Re: Slow Import of CSV files
- To: mathgroup at smc.vnet.net
- Subject: [mg79499] Re: Slow Import of CSV files
- From: Jean-Marc Gulliet <jeanmarc.gulliet at gmail.com>
- Date: Sat, 28 Jul 2007 05:26:20 -0400 (EDT)
- Organization: The Open University, Milton Keynes, UK
- References: <f86ren$ph5$1@smc.vnet.net><f89pti$5iq$1@smc.vnet.net> <f8cf9c$2r7$1@smc.vnet.net>
j.f.b.payne at tesco.net wrote:
> Hi Jean-Marc
>
> Thanks for the suggestion. You are right, it depends on the csv file.
> For your example I get
>
> $Version
>
> "6.0 for Microsoft Windows (32-bit) (June 19, 2007)"
>
> Timing[data = Import["c:/temp/myfile.csv"];]
>
> {52.786, Null}
>
> $Version
>
> "5.2 for Microsoft Windows (June 20, 2005)"
>
> Timing[data=Import["c:/temp/myfile.csv"];]
>
> {49.641 Second, Null}
>
> So version 5.2 is quicker on my system, but only marginally (the
> difference from your result will be because this is a Pentium III
> whereas you, I suppose, have a Pentium IV which has speeded up some
> instructions more than others).
You are right: Pentium IV HT 2.6 MHz 1 Go Ram.
> However, the relevant result is with a file more like mine, which has
> fairly small fixed point numbers (your file has almost all very large
> floating point numbers, close to $MaxMachineNumber).
>
> So
>
> data = RandomReal[{0, 1500}, {3 10^5, 3}];
>
> Timing[Export["c:/temp/myfile2.csv", data] ]

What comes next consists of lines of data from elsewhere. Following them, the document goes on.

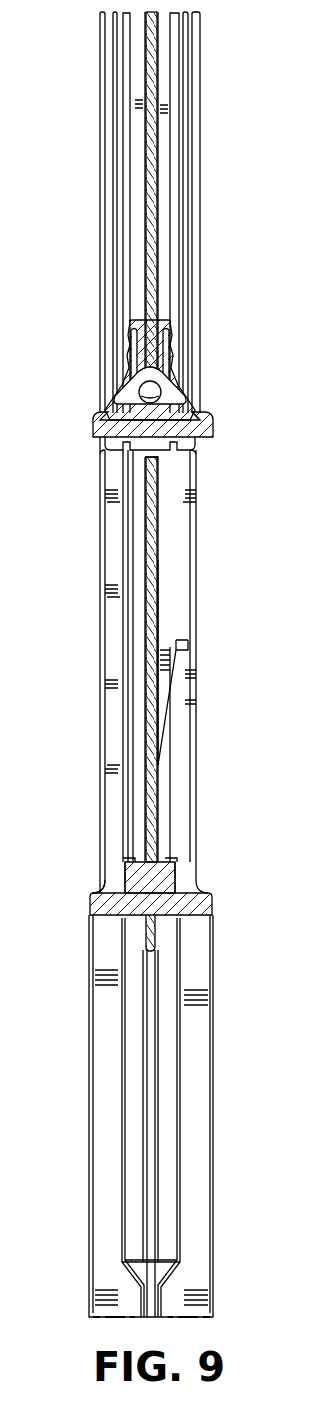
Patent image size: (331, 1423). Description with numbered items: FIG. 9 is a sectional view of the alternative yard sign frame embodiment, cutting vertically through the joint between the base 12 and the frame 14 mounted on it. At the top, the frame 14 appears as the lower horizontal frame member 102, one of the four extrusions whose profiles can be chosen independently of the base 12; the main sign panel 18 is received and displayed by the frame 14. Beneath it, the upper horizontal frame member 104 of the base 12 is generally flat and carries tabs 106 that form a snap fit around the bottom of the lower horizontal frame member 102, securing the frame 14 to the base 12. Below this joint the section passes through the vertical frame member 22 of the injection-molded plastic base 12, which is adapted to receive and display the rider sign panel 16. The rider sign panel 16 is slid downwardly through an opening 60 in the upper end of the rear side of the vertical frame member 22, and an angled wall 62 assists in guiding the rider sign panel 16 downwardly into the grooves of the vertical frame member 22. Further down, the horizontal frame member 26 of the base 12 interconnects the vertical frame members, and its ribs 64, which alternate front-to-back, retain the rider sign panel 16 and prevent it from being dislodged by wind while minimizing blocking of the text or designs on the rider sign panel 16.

The base 12 is at (216, 709).
The frame 14 is at (86, 157).
The rider sign panel 16 is at (155, 177).
The main sign panel 18 is at (158, 484).
The vertical frame member 22 is at (90, 1086).
The horizontal frame member 26 is at (90, 906).
The opening 60 is at (162, 597).
The angled wall 62 is at (178, 650).
The rib 64 is at (132, 858).
The lower horizontal frame member 102 is at (134, 327).
The upper horizontal frame member 104 is at (125, 388).
The tabs 106 is at (100, 412).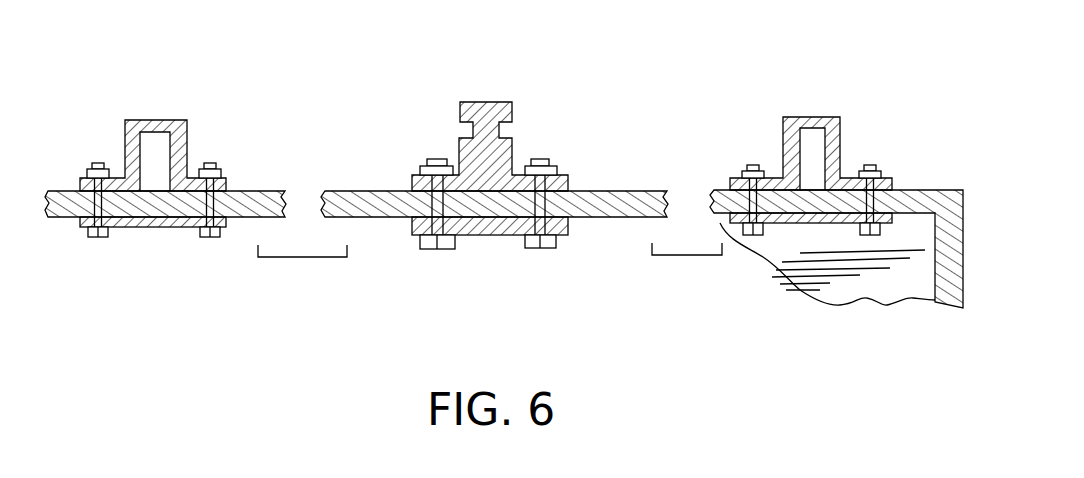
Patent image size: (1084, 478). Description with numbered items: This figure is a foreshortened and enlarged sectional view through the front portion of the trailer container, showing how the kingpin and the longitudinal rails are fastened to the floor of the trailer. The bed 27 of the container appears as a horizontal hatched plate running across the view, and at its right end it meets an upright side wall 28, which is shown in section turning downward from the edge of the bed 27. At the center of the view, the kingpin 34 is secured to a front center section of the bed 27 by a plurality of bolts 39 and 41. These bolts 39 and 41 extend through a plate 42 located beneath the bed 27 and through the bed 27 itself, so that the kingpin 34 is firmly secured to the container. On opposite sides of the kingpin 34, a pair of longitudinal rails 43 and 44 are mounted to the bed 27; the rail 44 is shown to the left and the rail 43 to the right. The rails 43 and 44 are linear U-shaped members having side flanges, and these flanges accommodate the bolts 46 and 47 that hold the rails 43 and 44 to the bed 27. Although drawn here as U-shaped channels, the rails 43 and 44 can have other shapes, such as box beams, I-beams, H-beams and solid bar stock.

The bed 27 is at (627, 197).
The upright side wall 28 is at (950, 284).
The kingpin 34 is at (494, 102).
The bolt 39 is at (418, 176).
The bolt 41 is at (542, 160).
The plate 42 is at (480, 236).
The longitudinal rail 43 is at (808, 118).
The longitudinal rail 44 is at (155, 120).
The bolt 46 is at (211, 163).
The bolt 47 is at (868, 165).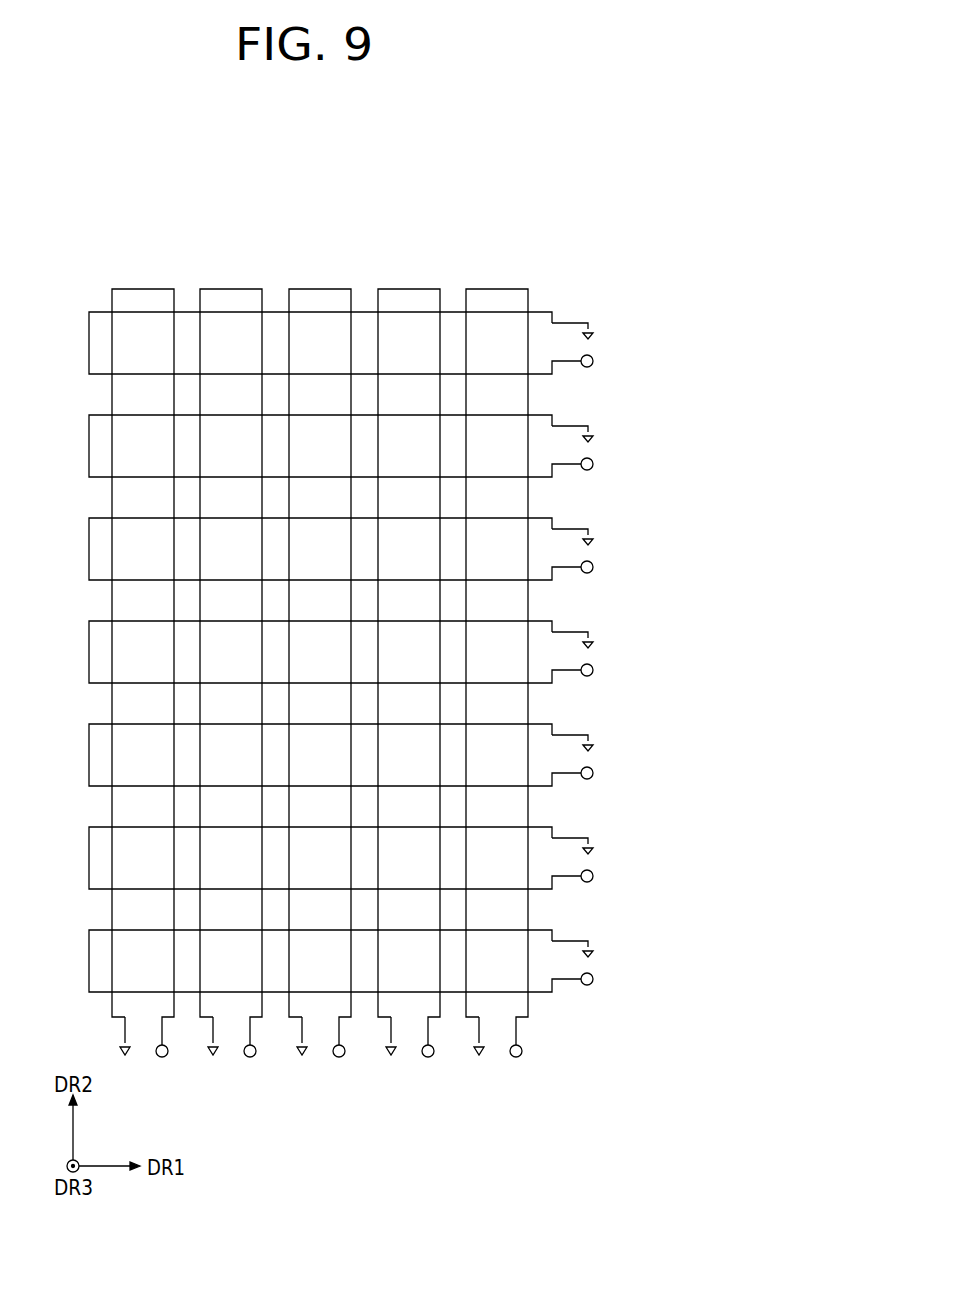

OK, here is my timing with the above code/data (about 16 MB on disk):
In[1]:= data = RandomReal[{0, 1500}, {3 10^5, 3}];
Timing[Export["c:/temp/myfile2.csv", data]]
Out[2]= {33.516, "c:/temp/myfile2.csv"}
> (I like / because it doesn't have to be doubled, works on both Linux
> and Windows)
> The speed of version 6 is not really affected by the difference in the
> files
>
> In[1]:= $Version
>
> Out[1]= "6.0 for Microsoft Windows (32-bit) (June 19, 2007)"
>
> In[2]:= Timing[data = Import["c:/temp/myfile2.csv"];]
>
> Out[2]= {51.885, Null}
>
> In[3]:= MaxMemoryUsed[]
>
> Out[3]= 139109800
In[1]:= $Version
Timing[data = Import["c:/temp/myfile2.csv"];]
MaxMemoryUsed[]
Out[1]= "6.0 for Microsoft Windows (32-bit) (June 19, 2007)"
Out[2]= {17.375, Null}
Out[3]= 139230320
> but version 5.2 is about 2.5x quicker for this file
>
> In[1]:=$Version
>
> Out[1]= "5.2 for Microsoft Windows (June 20, 2005)"
>
> In[2]:=Timing[data=Import["c:/temp/myfile2.csv"];]
>
> Out[2]= {20.239 Second, Null}
>
> In[3]:=MaxMemoryUsed[]
>
> Out[3]= 33143280
In[1]:=
$Version
Timing[data=Import["c:/temp/myfile2.csv"];]
MaxMemoryUsed[]
Out[1]=
5.2 for Microsoft Windows (June 20, 2005)
Out[2]=
{9.468 Second,Null}
Out[3]=
33145168
> So it seems that the improvement in version 6 is that Import speed is
> insensitive to number form!
>
> I've now had an update from Technical Support which says
> "Most of the differences about the importer are internal. The new
> importer
> can import much larger files than version 5.2. The amount of memory
> taken
> to import a large file has been reduced by almost 3 times. Parsing of
> dates
> has been considerably improved. We can import many more variations
> than
> before."
>
> On the face of it, the above results show that version 6 uses about 4
> times _more_ memory than version 5.2, but maybe there's memory used in
> a Java process in 5.2 or something?
>
> In version 6, Import has a "DateStringFormat" option (I _think_ set to
> "None" by default, but the Help Table doesn't have headings) whereas
> version 5.2 had DateStyle.
> It would be nice if there was a way to turn off date import (maybe
> "DateStringFormat"->"NoneAtAll" ?) and get the factor ~3 speed
> improvement of version 5.2
>
> Regards
>
> John Payne
So, with your example file, I have got results similar to yours: v6.0.1
/is/ slower than 5.2 in this case ( 17 s vs 9 s, respectively, and also
lower memory consumption).
Regards,
Jean-Marc